Ich wusste am Ende des Abends nur, dass ich meine Pläne für die kommenden Wochen irgendwie umschmeißen musste. Als Linda unser bestelltes Essen abholte, rief ich Amelie an und erklärte ihr die Sachlage. „Ich kann also nur an den Wochenende mit auf Tour kommen", sagte ich abschließend. Amelie seufzte. „Ich versteh dich und natürlich bleibst du Zuhause. Ich hab das vorher auch alleine geschafft. Und du kannst mir trotzdem auch so zuarbeiten, egal wo du bist", erwiderte sie und mir fiel ein Stein vom Herzen, dass sie so cool war. Aber sie wusste, dass Linda und ich einfach besonders waren. Ob Wincent das ähnlich cool sah wie Amelie wusste ich nicht; in seiner momentanen Situation könnte das Gespräch so oder so enden. Da musste ich echt viel Fingerspitzengefühl beweisen. Und das ganze eröffnete ich ihm direkt noch am gleichen Abend. Mit allen Abwimmelungsversuchen von Linda und dass sie das nicht bräuchte und ich fahren sollte. „Aber ganz ehrlich? Ihre Mum ist unter der Woche kaum Zuhause, sie hat überhaupt keine Zeit sich mal zu sortieren, was sie eigentlich will", beendete ich meine Rede und wartete auf eine Reaktion von Wincent. Gespielt seufzend sah er zu mir auf und zog mich zu sich auf die Couch. „Mir war so klar, dass du das sagen wirst", sagte er und konnte erst nicht richtig einschätzen, wie er das meinte. „Aber ich versteh das, ich würds an deiner Stelle wohl nicht anders machen". Ich fiel ihm um den Hals und drückte ihm einen langen Kuss auf die Lippen. „Du bist der Beste, weißt du das?", sagte ich und er nickte nur.

„Und es ist ja dann auch immer nur eine Woche und dann am Freitag komm ich dazu", sagte ich nochmal, „und es sind ja eh nur drei Wochen insgesamt". Er drehte sich auf die Seite, sodass wir direkt gegenüber voneinander lagen. „Drei Wochen, die uns bei unserem Vorhaben fehlen", flüsterte er und dann musste ich seufzen.

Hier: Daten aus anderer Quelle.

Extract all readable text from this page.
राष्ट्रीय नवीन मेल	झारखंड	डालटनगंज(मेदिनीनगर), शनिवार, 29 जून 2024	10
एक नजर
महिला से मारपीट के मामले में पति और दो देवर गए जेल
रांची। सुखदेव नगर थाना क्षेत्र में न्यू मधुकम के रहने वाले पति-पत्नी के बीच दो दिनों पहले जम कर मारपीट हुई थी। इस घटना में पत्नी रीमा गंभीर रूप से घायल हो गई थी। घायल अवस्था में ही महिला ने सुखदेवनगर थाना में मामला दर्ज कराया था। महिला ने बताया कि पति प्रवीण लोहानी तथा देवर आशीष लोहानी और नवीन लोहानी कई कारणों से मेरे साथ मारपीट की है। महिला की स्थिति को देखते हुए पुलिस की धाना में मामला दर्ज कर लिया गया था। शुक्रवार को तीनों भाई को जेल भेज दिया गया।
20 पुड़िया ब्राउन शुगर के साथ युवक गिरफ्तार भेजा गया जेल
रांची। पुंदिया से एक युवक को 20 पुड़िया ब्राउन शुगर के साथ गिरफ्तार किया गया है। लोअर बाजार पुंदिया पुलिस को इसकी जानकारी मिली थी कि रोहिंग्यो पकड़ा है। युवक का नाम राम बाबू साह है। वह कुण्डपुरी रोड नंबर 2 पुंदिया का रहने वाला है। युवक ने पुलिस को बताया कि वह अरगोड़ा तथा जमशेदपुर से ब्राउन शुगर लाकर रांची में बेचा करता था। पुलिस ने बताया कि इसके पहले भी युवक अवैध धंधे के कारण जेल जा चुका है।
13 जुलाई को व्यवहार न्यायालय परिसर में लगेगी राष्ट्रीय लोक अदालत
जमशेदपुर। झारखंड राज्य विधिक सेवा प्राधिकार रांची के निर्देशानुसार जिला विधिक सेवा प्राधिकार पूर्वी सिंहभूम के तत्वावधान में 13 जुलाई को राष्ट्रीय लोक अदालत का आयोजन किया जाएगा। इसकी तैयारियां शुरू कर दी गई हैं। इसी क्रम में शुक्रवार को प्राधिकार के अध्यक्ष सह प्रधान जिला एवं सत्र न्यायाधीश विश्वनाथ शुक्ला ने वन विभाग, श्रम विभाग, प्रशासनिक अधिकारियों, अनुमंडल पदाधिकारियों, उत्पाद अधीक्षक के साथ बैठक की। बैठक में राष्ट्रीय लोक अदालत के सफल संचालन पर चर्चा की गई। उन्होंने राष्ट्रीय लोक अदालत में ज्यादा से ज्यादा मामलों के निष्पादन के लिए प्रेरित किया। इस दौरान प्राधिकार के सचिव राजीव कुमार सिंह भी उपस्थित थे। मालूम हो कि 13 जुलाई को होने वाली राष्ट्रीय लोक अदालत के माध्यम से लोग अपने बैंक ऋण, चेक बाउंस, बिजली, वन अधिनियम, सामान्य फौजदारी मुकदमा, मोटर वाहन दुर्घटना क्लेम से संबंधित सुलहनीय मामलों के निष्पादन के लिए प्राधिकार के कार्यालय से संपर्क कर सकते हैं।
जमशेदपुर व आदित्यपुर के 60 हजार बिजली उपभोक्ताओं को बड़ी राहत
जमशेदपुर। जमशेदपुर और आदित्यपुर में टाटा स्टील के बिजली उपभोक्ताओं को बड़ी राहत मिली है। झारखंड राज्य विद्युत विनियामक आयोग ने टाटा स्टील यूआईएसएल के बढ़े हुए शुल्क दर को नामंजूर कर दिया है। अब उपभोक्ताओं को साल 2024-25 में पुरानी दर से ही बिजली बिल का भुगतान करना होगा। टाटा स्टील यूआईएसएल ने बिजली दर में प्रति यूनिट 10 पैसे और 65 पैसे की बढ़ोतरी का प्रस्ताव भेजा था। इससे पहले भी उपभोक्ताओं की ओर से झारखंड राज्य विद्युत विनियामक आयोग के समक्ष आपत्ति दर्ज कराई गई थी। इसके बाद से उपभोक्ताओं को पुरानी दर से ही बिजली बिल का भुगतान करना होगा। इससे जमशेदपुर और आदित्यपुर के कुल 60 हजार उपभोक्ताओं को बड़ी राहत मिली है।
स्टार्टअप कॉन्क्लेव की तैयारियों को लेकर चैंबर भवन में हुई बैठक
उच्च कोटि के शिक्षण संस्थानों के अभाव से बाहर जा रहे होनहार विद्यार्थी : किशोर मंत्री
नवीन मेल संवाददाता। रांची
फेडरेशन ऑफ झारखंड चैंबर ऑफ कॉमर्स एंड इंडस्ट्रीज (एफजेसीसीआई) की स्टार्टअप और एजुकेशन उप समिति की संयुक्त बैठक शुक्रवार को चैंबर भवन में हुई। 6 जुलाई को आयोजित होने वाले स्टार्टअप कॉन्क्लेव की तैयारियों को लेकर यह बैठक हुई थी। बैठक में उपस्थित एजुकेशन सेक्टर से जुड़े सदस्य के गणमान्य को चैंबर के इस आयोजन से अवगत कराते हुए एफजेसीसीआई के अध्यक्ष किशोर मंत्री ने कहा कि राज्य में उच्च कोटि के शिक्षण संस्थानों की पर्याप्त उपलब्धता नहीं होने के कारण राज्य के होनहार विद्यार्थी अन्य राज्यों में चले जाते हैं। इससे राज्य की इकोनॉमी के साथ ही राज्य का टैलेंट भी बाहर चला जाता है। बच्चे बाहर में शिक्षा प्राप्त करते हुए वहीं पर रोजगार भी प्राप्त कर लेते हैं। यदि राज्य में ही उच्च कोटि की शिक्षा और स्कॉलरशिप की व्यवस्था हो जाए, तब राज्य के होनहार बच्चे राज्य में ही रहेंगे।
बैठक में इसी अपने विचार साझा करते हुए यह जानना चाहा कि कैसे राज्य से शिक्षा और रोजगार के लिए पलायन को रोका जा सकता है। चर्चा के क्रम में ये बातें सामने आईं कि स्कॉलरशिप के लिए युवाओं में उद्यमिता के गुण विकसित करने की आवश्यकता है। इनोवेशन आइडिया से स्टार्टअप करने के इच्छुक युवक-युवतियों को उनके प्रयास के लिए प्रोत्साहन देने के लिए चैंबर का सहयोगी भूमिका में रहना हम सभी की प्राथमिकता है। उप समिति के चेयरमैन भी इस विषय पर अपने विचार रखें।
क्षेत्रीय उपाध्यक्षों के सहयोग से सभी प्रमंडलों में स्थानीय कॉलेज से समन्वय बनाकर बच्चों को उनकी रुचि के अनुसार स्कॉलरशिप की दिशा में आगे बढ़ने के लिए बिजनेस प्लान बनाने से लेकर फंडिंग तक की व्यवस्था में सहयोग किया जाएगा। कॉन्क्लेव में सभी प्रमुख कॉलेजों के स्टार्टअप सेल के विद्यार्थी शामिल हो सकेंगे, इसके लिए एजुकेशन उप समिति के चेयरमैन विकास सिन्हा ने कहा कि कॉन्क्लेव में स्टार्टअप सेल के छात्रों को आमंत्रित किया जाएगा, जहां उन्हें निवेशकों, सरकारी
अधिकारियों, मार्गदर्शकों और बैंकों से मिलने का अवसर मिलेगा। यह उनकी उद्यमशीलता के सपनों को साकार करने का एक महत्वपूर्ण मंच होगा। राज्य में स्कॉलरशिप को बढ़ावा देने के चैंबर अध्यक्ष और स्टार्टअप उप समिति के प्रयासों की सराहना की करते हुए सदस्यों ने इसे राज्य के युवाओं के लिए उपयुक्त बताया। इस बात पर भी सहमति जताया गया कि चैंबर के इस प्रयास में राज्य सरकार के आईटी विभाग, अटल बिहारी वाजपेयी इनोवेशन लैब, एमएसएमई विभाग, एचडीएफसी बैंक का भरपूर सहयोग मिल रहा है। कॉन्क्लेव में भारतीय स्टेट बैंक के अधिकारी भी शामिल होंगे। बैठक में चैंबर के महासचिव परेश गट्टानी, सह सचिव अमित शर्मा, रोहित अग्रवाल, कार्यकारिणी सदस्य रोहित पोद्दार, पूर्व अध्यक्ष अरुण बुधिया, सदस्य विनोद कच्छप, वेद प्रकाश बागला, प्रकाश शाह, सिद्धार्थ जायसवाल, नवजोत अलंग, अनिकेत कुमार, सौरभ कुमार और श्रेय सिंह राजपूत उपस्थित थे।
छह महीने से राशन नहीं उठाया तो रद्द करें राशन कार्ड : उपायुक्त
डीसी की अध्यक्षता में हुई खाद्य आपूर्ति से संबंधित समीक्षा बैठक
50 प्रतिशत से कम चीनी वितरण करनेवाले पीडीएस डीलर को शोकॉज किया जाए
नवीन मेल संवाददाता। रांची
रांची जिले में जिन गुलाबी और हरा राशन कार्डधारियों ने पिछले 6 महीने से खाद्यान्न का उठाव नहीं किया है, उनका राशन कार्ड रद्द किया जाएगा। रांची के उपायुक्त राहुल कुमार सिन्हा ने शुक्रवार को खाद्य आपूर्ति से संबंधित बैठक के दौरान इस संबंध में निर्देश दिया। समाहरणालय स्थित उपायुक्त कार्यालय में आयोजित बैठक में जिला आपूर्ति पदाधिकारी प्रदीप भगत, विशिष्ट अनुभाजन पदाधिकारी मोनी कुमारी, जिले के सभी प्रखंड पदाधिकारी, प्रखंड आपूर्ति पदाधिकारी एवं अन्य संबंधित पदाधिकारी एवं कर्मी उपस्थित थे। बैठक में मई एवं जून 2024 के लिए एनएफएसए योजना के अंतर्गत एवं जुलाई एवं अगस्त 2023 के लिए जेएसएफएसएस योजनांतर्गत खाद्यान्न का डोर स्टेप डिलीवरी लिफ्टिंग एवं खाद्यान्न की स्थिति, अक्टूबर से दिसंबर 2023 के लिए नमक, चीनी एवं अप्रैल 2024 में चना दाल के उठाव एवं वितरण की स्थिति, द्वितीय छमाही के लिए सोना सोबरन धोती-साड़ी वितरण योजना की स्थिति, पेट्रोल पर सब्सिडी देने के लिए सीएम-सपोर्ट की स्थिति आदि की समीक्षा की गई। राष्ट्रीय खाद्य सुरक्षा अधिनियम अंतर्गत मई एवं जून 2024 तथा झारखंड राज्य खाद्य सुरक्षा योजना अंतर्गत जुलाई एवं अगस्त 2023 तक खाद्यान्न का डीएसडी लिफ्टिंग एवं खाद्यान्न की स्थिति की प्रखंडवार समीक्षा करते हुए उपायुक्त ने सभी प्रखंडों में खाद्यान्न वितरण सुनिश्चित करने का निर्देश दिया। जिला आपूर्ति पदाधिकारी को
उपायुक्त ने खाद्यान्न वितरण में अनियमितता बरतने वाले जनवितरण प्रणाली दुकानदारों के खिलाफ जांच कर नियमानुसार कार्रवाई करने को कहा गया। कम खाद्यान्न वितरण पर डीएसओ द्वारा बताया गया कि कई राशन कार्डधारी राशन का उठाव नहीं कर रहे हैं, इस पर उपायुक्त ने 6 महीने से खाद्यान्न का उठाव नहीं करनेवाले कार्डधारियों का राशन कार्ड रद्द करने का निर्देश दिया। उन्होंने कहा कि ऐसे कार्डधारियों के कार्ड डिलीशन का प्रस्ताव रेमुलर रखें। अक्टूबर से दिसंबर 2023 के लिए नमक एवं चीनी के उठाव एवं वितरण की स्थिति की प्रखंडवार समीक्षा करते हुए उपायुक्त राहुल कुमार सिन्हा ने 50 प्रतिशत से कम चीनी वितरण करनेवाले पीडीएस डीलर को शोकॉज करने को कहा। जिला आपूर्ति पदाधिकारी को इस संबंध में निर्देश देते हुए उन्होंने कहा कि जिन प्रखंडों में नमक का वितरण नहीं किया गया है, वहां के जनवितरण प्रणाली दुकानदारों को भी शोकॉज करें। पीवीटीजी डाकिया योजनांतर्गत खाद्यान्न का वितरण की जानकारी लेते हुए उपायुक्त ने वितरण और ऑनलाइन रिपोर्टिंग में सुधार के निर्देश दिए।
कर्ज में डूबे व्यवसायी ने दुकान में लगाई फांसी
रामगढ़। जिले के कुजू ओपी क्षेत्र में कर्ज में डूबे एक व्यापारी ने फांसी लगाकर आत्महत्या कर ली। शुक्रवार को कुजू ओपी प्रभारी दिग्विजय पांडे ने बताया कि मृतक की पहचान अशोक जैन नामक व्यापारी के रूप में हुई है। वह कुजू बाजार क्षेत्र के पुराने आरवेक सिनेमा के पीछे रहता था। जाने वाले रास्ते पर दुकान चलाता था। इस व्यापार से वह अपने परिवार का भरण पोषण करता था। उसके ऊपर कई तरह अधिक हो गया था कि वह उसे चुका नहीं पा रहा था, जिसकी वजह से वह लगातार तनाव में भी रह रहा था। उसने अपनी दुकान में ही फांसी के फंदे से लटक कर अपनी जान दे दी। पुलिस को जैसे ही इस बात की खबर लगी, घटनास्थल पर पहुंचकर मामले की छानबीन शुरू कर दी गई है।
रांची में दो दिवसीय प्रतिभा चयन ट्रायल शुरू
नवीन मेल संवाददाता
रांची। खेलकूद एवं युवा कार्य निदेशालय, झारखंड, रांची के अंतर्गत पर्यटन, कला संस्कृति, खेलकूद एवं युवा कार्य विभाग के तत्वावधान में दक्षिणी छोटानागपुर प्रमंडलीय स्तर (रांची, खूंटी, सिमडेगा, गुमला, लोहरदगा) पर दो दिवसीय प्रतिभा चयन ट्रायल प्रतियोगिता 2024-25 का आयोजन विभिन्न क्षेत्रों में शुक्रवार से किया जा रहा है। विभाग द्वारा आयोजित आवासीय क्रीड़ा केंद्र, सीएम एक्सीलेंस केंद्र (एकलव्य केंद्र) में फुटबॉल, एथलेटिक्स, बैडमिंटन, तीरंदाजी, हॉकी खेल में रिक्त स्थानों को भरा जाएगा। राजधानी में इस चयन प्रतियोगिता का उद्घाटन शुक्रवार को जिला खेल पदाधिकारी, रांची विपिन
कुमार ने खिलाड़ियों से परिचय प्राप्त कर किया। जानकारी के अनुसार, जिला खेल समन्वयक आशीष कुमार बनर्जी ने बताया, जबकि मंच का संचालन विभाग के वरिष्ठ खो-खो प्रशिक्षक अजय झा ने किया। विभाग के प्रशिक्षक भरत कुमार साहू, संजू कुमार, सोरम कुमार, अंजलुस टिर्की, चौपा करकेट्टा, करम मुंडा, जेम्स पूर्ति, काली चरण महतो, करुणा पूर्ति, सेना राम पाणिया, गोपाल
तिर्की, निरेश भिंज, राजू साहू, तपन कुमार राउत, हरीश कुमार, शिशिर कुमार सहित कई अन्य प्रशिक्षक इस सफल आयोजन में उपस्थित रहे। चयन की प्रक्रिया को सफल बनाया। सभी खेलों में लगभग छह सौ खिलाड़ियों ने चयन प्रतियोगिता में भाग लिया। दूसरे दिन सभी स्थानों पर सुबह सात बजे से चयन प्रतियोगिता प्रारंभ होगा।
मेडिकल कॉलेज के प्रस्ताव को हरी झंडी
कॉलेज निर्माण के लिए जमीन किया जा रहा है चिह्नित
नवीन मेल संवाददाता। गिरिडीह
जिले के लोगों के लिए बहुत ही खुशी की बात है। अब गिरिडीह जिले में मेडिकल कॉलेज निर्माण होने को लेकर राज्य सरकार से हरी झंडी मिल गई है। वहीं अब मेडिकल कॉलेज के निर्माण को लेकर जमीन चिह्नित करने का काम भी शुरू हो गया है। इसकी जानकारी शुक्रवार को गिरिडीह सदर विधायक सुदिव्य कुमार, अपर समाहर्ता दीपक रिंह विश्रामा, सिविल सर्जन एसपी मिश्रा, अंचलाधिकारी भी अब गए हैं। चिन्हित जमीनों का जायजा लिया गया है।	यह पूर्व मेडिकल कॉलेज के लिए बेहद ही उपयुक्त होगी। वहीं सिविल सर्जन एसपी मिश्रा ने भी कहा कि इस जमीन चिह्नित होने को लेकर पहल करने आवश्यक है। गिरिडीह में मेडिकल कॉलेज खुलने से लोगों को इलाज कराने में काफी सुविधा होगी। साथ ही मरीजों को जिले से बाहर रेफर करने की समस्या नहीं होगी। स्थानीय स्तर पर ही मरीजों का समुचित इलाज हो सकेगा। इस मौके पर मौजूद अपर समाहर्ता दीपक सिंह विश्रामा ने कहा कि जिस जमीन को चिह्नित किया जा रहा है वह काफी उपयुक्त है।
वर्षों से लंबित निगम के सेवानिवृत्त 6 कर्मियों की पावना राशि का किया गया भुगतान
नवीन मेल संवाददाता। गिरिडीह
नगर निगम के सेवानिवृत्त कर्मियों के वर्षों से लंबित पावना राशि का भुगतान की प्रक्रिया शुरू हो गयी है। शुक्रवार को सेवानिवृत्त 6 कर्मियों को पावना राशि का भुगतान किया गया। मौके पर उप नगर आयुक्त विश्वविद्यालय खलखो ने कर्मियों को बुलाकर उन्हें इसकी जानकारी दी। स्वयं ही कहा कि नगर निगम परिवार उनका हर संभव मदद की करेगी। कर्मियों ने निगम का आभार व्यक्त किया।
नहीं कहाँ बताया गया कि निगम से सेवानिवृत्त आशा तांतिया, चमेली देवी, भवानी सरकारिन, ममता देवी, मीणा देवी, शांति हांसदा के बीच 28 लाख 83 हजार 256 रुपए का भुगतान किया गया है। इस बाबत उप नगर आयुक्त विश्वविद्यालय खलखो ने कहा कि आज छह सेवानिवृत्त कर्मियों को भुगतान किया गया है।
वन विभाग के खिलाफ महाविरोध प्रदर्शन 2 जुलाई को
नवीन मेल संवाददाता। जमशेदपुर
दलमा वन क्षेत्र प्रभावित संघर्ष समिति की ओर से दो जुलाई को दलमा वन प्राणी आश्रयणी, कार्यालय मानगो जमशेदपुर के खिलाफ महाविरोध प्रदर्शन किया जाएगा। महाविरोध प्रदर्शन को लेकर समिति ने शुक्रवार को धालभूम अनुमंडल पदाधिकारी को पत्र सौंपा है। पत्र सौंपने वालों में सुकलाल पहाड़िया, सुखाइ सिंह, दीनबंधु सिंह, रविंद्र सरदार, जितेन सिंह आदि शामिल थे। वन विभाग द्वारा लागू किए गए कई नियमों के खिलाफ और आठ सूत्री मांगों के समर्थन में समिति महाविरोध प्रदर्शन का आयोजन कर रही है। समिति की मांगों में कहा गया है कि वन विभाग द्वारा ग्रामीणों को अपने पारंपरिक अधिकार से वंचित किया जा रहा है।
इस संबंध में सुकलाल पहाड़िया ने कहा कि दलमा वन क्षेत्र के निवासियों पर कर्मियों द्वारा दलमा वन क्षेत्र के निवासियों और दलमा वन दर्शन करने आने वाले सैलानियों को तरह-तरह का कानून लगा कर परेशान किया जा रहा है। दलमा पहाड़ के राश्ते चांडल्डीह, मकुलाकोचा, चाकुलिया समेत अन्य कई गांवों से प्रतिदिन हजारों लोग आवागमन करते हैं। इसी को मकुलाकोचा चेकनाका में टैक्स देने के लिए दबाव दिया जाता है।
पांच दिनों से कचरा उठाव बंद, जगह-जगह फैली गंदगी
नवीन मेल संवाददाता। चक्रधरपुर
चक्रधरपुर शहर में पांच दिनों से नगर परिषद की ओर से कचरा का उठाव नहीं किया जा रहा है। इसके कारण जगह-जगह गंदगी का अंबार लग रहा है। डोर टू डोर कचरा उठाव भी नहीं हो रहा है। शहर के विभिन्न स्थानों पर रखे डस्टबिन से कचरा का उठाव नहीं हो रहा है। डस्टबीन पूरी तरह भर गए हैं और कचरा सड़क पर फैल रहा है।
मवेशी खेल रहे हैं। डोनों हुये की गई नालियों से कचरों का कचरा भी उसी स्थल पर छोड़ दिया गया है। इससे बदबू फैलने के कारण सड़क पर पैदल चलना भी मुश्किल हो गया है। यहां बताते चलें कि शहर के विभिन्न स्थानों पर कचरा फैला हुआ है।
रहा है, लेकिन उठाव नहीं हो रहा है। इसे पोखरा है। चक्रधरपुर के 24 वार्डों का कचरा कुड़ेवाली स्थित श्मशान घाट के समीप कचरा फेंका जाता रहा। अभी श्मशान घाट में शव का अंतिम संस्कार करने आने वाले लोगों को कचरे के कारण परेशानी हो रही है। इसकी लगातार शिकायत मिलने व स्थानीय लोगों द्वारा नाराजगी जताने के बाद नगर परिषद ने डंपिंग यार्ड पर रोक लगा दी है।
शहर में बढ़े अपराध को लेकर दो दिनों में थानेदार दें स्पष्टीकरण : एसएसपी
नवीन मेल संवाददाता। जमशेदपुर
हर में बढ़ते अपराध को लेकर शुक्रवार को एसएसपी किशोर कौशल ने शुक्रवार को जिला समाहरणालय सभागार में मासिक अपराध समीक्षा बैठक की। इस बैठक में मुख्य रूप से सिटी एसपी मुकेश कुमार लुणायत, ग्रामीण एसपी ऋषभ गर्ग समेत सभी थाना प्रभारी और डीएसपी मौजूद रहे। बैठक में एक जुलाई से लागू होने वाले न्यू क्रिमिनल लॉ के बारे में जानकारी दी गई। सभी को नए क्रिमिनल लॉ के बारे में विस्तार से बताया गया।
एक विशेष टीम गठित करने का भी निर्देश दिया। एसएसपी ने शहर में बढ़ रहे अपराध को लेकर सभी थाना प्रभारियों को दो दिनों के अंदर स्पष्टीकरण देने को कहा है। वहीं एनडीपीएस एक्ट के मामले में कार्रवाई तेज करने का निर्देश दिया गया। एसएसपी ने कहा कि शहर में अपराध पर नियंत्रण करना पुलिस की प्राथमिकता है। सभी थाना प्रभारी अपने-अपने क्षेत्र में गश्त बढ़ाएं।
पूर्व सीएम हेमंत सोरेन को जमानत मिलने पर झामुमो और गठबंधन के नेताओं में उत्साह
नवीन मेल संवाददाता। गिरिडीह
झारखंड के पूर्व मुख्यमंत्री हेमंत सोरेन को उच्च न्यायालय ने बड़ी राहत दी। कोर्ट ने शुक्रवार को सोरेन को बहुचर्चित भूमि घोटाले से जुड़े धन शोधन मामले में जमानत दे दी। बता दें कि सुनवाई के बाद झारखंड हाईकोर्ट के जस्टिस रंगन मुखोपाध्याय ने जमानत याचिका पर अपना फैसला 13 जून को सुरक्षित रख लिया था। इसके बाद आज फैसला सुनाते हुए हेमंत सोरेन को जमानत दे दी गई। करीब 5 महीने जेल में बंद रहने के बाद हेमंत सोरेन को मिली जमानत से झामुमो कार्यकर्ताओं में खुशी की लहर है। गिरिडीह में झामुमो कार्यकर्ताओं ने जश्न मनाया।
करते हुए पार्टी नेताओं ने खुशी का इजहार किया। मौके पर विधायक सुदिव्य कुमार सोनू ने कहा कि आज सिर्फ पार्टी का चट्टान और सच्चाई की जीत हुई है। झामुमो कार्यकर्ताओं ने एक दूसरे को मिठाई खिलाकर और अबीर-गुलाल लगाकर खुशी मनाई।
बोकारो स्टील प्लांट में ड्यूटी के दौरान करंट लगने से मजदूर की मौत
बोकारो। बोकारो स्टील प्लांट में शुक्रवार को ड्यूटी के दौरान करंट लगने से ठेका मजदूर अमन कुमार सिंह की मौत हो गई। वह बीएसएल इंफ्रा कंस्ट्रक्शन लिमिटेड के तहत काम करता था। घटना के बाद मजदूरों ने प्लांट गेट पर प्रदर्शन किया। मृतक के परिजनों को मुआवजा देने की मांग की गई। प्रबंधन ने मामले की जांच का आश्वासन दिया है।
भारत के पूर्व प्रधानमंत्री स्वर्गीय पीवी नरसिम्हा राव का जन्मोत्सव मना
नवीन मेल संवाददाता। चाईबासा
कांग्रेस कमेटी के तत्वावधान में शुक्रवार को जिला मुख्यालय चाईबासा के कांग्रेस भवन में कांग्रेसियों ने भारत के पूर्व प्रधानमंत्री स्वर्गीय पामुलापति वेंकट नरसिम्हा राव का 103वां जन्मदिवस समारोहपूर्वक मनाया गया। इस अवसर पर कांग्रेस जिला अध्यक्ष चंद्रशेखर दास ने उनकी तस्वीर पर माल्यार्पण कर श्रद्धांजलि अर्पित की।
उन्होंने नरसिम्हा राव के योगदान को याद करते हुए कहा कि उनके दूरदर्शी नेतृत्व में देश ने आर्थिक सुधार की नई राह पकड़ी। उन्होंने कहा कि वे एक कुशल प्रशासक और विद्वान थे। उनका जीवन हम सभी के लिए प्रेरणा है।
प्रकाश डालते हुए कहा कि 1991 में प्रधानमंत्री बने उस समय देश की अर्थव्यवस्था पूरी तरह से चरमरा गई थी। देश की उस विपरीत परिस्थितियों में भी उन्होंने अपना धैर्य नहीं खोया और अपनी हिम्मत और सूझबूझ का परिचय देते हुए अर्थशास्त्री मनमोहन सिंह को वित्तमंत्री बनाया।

Es war einfach immer irgendwas, was uns so in Beschlag nahm und Zeit raubte. Ich fühlte mich schlecht. Er hob mein Kinn, bis ich in ansah. „Wir müssen wohl schnell ganz viel vorarbeiten", grinste er. „Du weißt, dass das so nicht funktioniert, oder?", lachte ich und zog ihn zu mir. „Wer nicht wagt, der nicht gewinnt", zuckte er mit den Schulter und kam mir näher. „Und wer nicht vögelt, kriegt kein Kind", nuschelte er an meine Lippen, bevor er mich küsste. Ich musste etwas schmunzeln und je länger er mich küsste, desto mehr entspannte ich mich. Ich war froh, dass er das auch so locker nahm wie ich. Dass er entspannter geworden war seit dem letzten Jahr. Und irgendwo auch erwachsener. Nicht, dass er das vorher nicht gewesen ist, aber diese ganze Kindersache damals war schon auch mit viel kindlichem Bockverhalten gepaart. Zum Glück war das mittlerweile vorbei und wir uns sicher und vor allem einig. „Hey, hier spielt die Musik", riss mich Wincents Stimme aus meinen Gedanken. Leicht ertappt sah ich ihn an. „Wo bist du mit deinem Kopf?", fragte er mich. „Bei dir, sorry. Ich musste nur kurz daran denken, wie viel Glück ich mit dir hab", sagte ich leise und strich über seine Wange. Sanft lächelte er mich an. „Ich liebe dich, Emma", flüsterte er, bevor er mich wieder küsste. Und dieses Mal war ich wieder bei der Sache und konnte mich voll und ganz auf uns einlassen.